Saturday, May 21, 2011

Responsibility

I had an enlightening conversation with a friend this evening in which I came to understand the part I have played in the downfall of all my relationships, romantic and otherwise.  I realized that I have held others responsible for the outcome of those relationships and that I made my responsibility in working toward the betterment of the relationship contingent upon the actions of the other people involved.  If they didn't behave or act the way I thought they should I didn't continue to work at.  I would feel hurt and victimized and justify my behavior as a reaction to what it is they had done.  The problem with that is that's not what relationships are all about.  Regardless of someone else's behavior I am capable of and have responsibility to act in a way that benefits the relationship.  My behavior cannot be based on the actions of others but must be based on action that is healing and loving for all concerned because I am an equal partner in that relationship, not a victim and not a bystander.

That I did this causes me a great deal of pain because I have wrongfully blamed everyone else for my own behavior and for all the things that went wrong between us.  As was pointed out to me I was in a position to heal and help others but I didn't do that even though I had the capacity to do so.  I am especially saddened because in any relationship we are quite vulnerable and to have treated these people in this way must have hurt them considerably and I was the person delivering that hurt.  I have talked about the love I have to give and my desire to ease the hurts of others as well as my own, but I must pay attention to my behavior and be aware of the quality of love that I am offering while understanding that my own behavior could contribute to their pain.

To satisfy my own sense of obligation I would work on the surface issues and would change my behavior somewhat, but certainly not in any sustainable way, only on the surface.  As Ken Wilber discusses in "A Brief History of Everything" however, working only on the surface, without including the interior pathway lacks depth.  There is no interior truth and that is exactly what was going on with me.  I was so busy looking at everything but my own internal process that I would not see how I was hurting the interaction and the other people involved.

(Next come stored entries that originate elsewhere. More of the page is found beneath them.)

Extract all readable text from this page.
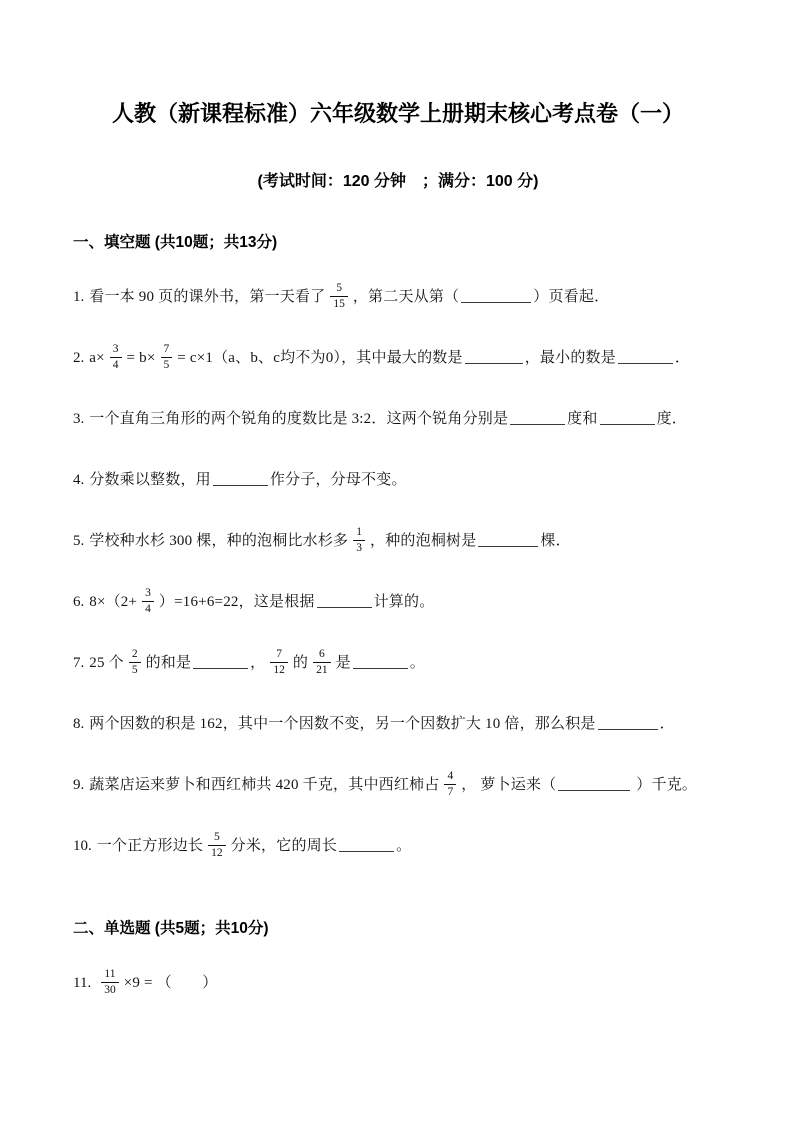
人教（新课程标准）六年级数学上册期末核心考点卷（一）
(考试时间：120 分钟　；满分：100 分)
一、填空题 (共10题；共13分)
1. 看一本 90 页的课外书，第一天看了 $\frac{5}{15}$ ，第二天从第（	）页看起．
2. $a\times \frac{3}{4} = b\times \frac{7}{5} = c\times 1(a$、b、c均不为0），其中最大的数是	，最小的数是	．
3. 一个直角三角形的两个锐角的度数比是 3:2．这两个锐角分别是	度和	度．
4. 分数乘以整数，用	作分子，分母不变。
5. 学校种水杉 300 棵，种的泡桐比水杉多 $\frac{1}{3}$ ，种的泡桐树是	棵．
6. $8\times(2+ \frac{3}{4} )=16+6=22$，这是根据	计算的。
7. 25 个 $\frac{2}{5}$ 的和是	， $\frac{7}{12}$ 的 $\frac{6}{21}$ 是	。
8. 两个因数的积是 162，其中一个因数不变，另一个因数扩大 10 倍，那么积是	．
9. 蔬菜店运来萝卜和西红柿共 420 千克，其中西红柿占 $\frac{4}{7}$ ， 萝卜运来（	）千克。
10. 一个正方形边长 $\frac{5}{12}$ 分米，它的周长	。
二、单选题 (共5题；共10分)
11. $\frac{11}{30} \times 9$ = （　　）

To say that this is not the person I wish to be is an incredible understatement.  I don't wish to treat the people I interact with, work with and care about like this and I deeply regret my behavior.  My love should not be conditional based on my judgment of another person's worthiness.  I am no one to judge a person's worthiness and it doesn't figure into the equation in any case.  Love is a gift given freely and any relationship in any context takes authentic effort on each person's behalf.

So now the work is about understanding all of this, seeing the entire picture, accepting and forgiving myself while truly embracing my forgiveness of the other people because I have no right to hold them accountable for actions in which I was complicit.  That I acted in such an unhealthy way is awful and completely unacceptable to me, but to continue to behave in this fashion would be worse.  So I must bring the work deeper to the interior pathway and through that process the exterior behavior will be more authentically congruent with the person I am working to become.  Above all, I must accept responsibility to always work to find the better path when the road gets rocky because that's the deal in a relationship.  This is exactly what I must do because chances are if the other person is behaving in a hurtful way they are hurting and to do otherwise only exacerbates the pain for everyone involved.